Published online by Cambridge University Press: 02 November 2009
Women with epilepsy are less likely to have children than women without epilepsy. For many years, it was assumed this was because women with epilepsy were less likely to be married and, when married, more likely to choose to remain childless. Women with epilepsy now have marriage rates equivalent to women without epilepsy. Better prenatal care and information about the excellent outcome for more than 90% of pregnancies in women with epilepsy suggest that more women are able to choose to be mothers. However, birth rates remain lower than expected. In part, this can be explained by recent findings that women with epilepsy are less likely to ovulate and more likely to have disorders of reproductive hormones.

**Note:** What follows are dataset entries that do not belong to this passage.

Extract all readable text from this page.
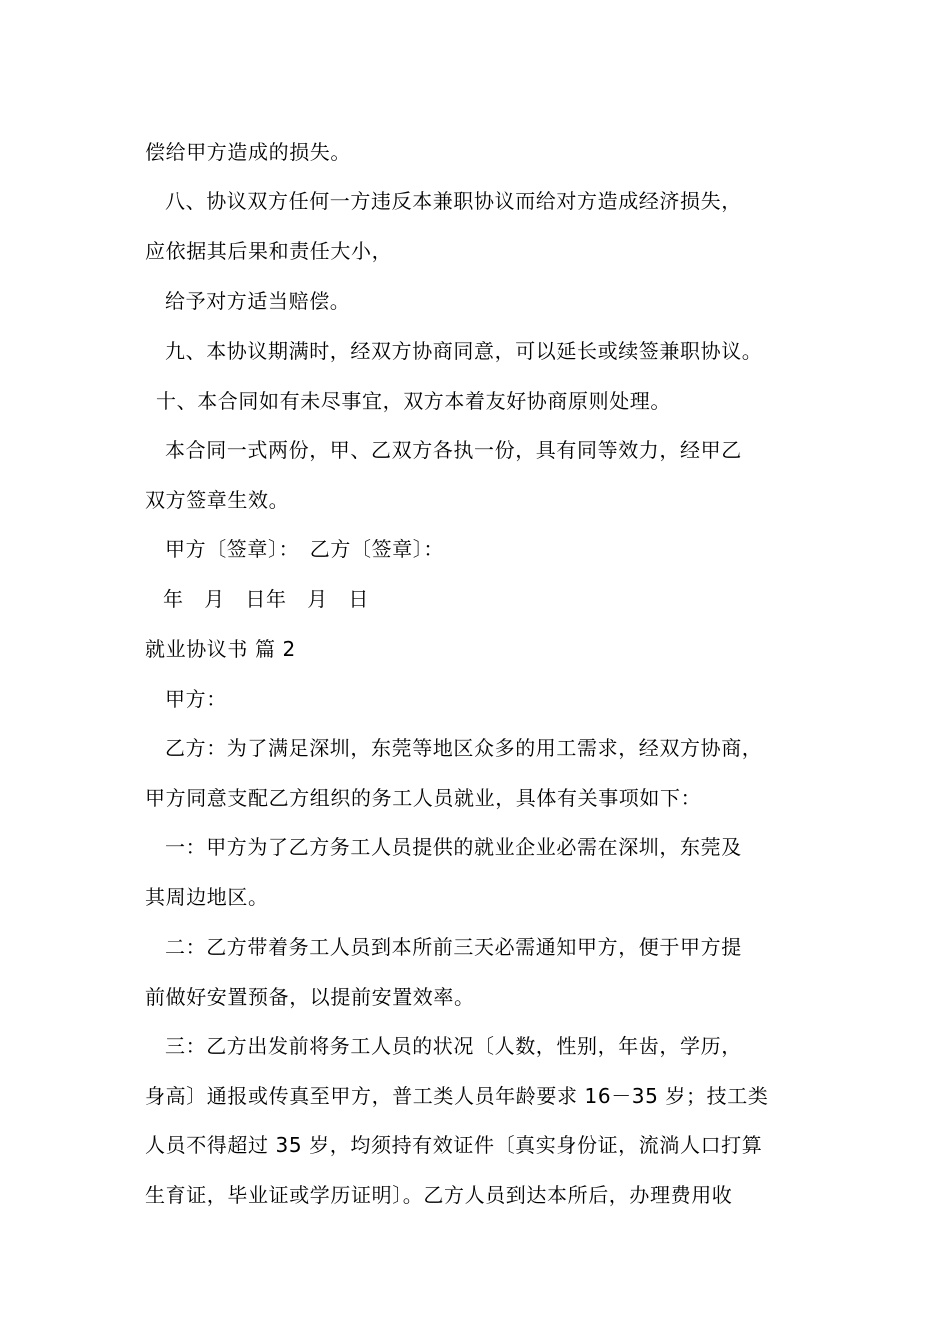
偿给甲方造成的损失。
八、协议双方任何一方违反本兼职协议而给对方造成经济损失，
应依据其后果和责任大小，
给予对方适当赔偿。
九、本协议期满时，经双方协商同意，可以延长或续签兼职协议。
十、本合同如有未尽事宜，双方本着友好协商原则处理。
本合同一式两份，甲、乙双方各执一份，具有同等效力，经甲乙
双方签章生效。
甲方〔签章〕：　乙方〔签章〕：
年　月　日年　月　日
就业协议书 篇 2
甲方：
乙方：为了满足深圳，东莞等地区众多的用工需求，经双方协商，
甲方同意支配乙方组织的务工人员就业，具体有关事项如下：
一：甲方为了乙方务工人员提供的就业企业必需在深圳，东莞及
其周边地区。
二：乙方带着务工人员到本所前三天必需通知甲方，便于甲方提
前做好安置预备，以提前安置效率。
三：乙方出发前将务工人员的状况〔人数，性别，年齿，学历，
身高〕通报或传真至甲方，普工类人员年龄要求 16－35 岁；技工类
人员不得超过 35 岁，均须持有效证件〔真实身份证，流淌人口打算
生育证，毕业证或学历证明〕。乙方人员到达本所后，办理费用收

Whether these reproductive health disturbances are caused by seizures, by antiepileptic medications, or by both, is now being debated in the medical community. This chapter discusses some of the reproductive disturbances in women with epilepsy and points out signs and symptoms that women should report to their health-care providers.MJM
Having epilepsy often means more than having seizures. Other areas of health may also be negatively impacted in the person with epilepsy, including reproductive health. Medical research suggests that women with epilepsy are more likely to have irregular menstrual cycles, menstrual cycles during which ovulation does not occur, and disturbances in the hormones that regulate the menstrual cycle and are needed for normal fertility.